Oh I stretch the work out when I have it. Otherwise I get it done too quick. People have suggested I take a class or find a hobby to occupy my off time. But I don't see anything around I'm interested in except concerts and the movies. But then that depends on if there is anything around to see!


----------



## sadone (Dec 17, 2003)

hmmm...do you like to read...garden...?do you play any instruments?


----------



## AlmostFamous (Apr 11, 2004)

LOL I read US Magazine and some biographies. Other than that- it's HBO and internet for me!


----------



## editor (Jun 20, 2004)

Hi







Dealing with boredom at work, I guess you could always ask for more challenging work, or, just ask around your cubicle neighbours and see if they want a hand with anything?To get around the whole "what are you looking at on the web?" conundrum, perhaps you could take a peek at some of the design sites related to your industry? Perhaps you could look into learning a scripting language so you could cross over into web design?
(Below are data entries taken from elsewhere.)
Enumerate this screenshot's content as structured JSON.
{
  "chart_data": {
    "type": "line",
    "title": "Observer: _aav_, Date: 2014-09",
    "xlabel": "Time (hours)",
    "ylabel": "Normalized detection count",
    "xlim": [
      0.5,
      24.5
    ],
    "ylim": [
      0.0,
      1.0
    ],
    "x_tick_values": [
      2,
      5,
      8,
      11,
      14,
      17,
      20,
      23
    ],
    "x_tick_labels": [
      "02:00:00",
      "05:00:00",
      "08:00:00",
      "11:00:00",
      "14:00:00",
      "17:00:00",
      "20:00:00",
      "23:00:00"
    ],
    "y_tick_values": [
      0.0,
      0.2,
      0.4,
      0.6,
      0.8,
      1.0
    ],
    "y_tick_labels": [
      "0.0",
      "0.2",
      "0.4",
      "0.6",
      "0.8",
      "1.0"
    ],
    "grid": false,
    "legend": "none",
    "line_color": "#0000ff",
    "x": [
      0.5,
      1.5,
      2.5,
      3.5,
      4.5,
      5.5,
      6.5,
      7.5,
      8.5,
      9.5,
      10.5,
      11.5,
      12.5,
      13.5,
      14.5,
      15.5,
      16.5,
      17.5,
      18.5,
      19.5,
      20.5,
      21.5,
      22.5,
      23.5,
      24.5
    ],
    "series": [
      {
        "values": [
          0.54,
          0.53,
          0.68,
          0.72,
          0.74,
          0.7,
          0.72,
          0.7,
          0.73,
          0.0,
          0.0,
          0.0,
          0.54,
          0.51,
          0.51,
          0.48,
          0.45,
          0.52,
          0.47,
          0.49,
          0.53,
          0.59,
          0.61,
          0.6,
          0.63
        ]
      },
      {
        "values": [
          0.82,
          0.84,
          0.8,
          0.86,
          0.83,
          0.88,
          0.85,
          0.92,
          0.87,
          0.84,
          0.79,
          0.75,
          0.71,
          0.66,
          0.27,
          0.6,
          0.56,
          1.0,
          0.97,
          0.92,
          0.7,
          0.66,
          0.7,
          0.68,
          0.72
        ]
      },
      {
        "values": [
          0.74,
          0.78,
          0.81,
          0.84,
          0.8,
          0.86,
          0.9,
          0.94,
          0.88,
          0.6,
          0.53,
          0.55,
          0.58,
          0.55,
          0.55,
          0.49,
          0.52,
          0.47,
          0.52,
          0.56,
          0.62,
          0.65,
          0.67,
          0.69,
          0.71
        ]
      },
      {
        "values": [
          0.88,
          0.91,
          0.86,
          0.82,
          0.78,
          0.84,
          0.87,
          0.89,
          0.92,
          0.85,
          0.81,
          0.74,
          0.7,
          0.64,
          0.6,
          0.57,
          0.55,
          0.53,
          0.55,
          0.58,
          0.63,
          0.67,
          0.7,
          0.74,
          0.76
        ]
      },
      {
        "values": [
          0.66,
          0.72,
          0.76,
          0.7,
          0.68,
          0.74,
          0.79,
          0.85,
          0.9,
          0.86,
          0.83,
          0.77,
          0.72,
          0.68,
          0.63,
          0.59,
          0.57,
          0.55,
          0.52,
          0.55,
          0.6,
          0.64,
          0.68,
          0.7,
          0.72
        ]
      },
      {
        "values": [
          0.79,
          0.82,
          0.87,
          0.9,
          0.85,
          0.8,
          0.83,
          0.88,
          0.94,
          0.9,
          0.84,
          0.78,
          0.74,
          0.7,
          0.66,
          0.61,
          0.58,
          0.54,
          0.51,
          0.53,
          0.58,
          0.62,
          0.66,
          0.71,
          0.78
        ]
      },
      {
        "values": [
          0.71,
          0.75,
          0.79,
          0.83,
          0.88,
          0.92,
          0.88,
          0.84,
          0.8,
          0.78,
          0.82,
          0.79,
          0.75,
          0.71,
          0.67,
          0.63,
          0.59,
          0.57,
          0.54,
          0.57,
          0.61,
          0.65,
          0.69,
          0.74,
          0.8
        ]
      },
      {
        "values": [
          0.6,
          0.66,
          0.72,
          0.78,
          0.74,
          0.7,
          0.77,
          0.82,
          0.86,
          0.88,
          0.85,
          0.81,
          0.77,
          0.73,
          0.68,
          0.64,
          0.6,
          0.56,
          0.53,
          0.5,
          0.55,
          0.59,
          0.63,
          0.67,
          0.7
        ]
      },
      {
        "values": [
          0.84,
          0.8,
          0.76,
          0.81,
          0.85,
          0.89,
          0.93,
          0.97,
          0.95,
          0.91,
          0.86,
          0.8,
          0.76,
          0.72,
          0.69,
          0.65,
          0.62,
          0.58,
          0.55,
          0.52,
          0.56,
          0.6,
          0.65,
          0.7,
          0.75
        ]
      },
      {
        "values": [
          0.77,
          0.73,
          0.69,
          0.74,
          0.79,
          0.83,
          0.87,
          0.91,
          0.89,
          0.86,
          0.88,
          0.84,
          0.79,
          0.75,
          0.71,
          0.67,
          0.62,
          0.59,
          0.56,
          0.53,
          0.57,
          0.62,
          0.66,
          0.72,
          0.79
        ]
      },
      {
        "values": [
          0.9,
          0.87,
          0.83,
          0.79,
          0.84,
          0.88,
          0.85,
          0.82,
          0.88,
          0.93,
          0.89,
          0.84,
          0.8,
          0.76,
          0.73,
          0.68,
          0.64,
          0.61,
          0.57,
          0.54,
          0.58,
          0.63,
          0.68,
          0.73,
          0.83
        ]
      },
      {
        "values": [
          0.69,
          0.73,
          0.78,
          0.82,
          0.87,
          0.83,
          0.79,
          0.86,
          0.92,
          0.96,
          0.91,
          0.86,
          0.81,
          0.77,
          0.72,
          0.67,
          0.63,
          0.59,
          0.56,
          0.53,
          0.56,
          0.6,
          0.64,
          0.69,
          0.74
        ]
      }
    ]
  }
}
At least that way, if your boss walks past and says: "hey, AlmostFamous, whatcha doin'?" you can say: "I'm sooooo bored....!" heh, well, not really, but you could say: "I've done my scheduled work, I've asked around if other people need a hand and they are fine, so I thought I'd just have a look at trying to learn this..." (whatever "this" happens to be.)You also mentioned a love of movies: well, maybe you could design some movie posters of your own? It might pass the time a bit quicker?


----------



## AlmostFamous (Apr 11, 2004)

Yeah- if anyone has any design sites...LOL Thank you for the suggestions though


----------



## bellyacher (Jun 19, 2004)

Some people seem to be masters at the art of appearing busy. Cultivate this. Watch other people and see how they do it. When in doubt walk around with a piece of paper in your hand chatting to everyone. It whiles away the time and you look important.


----------



## AlmostFamous (Apr 11, 2004)

LOLSomeone once told me to just walk down the hall with a clipboard and a pencil and you'll always look like you're going somewhere important.


----------